Durante unos instantes me quedo escuchando el sonido de Duna, mi custon del color del desierto y despues recorro la calle sintiendo el aire caliente en mis antebrazos y en las piernas desnudas, el pantalon corto se arremagan hacia arriba de los muslos y deja ver la raya blanca que deja el culotte de ciclista de montaña.
Unos minutos despues el calor empieza a escapar de los cilindros en V y decido acelerar un poco por la Avenida del Cid, el aire alivia un poco el calor, pero es al tumbar trazando la curva del tunel cuando percibo algo de aire fresco, despues, al emerger de nuevo a la ciudad, el aire caliente vuelve a envolverme. Acelero, salto de un caril a otro, noto como la vieja Virago empuja desde su V-twin y me desvio a la derecha, paro frente a la tapiceria de Juan y enseguida distingo las dos butaquitas que le serví la semana pasada, pero ya tapizadas en una desenfadada tela a rayas rojas y blancas, que se van sucediendo entre los reposabrazos y los cojines, entre el respaldo y el asiento, con elegancia y gusto.

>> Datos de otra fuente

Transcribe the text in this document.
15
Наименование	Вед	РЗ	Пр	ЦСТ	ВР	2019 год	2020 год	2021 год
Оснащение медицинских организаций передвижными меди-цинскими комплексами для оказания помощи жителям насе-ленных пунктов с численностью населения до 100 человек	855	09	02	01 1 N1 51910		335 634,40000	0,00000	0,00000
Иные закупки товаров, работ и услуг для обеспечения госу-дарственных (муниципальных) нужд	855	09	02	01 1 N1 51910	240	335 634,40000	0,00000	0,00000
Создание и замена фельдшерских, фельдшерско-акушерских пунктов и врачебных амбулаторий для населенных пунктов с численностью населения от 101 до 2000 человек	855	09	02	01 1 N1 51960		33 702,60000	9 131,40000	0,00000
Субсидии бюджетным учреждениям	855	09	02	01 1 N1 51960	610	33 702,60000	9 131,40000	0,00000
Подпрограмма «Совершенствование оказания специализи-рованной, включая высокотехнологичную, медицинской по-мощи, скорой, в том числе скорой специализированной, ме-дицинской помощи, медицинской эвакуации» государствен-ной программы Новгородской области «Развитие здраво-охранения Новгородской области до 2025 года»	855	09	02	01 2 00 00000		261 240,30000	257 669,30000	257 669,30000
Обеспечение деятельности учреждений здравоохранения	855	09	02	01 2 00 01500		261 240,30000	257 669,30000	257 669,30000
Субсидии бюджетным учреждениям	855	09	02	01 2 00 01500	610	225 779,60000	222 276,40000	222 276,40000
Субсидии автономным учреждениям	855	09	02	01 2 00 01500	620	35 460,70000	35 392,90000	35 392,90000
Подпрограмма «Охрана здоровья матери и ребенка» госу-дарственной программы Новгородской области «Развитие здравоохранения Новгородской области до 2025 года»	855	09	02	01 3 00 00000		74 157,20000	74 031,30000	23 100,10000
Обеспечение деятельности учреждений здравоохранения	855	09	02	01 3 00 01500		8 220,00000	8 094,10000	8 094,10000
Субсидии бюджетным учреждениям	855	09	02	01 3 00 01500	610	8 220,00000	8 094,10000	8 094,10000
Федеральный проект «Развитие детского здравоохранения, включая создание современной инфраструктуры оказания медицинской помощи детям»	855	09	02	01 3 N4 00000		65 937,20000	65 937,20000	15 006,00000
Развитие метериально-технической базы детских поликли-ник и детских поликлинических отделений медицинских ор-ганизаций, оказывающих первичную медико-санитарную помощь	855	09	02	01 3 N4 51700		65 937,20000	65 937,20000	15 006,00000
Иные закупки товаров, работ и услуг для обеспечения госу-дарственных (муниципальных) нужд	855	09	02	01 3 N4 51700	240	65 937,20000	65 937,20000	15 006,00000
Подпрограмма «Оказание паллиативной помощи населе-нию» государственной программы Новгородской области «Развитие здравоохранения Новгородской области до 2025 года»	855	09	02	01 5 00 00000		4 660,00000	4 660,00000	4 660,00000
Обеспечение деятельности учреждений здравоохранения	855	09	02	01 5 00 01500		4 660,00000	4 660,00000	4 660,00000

Vicente esta fondo del taller, sentado en su banqueta de siempre y repasando las ataduras de unos muelles cobreados que en su dia dieron forma y elasticidad al asiento de un bañera cerrado, algo recto de lineas y lejos de las hechuras de mi padre.
Frente a él descansan media docena de sillas ya terminadas, también vestidas con un tejido a rayas, pero mas discreto y mas acorde con el estilo de las sillas.
Es viernes, estoy algo mas relajado que durante la intensa semana y durante unos minutos observo las manos de Vicente yendo y viniendo de muelle en muelle y entre nudo y nudo.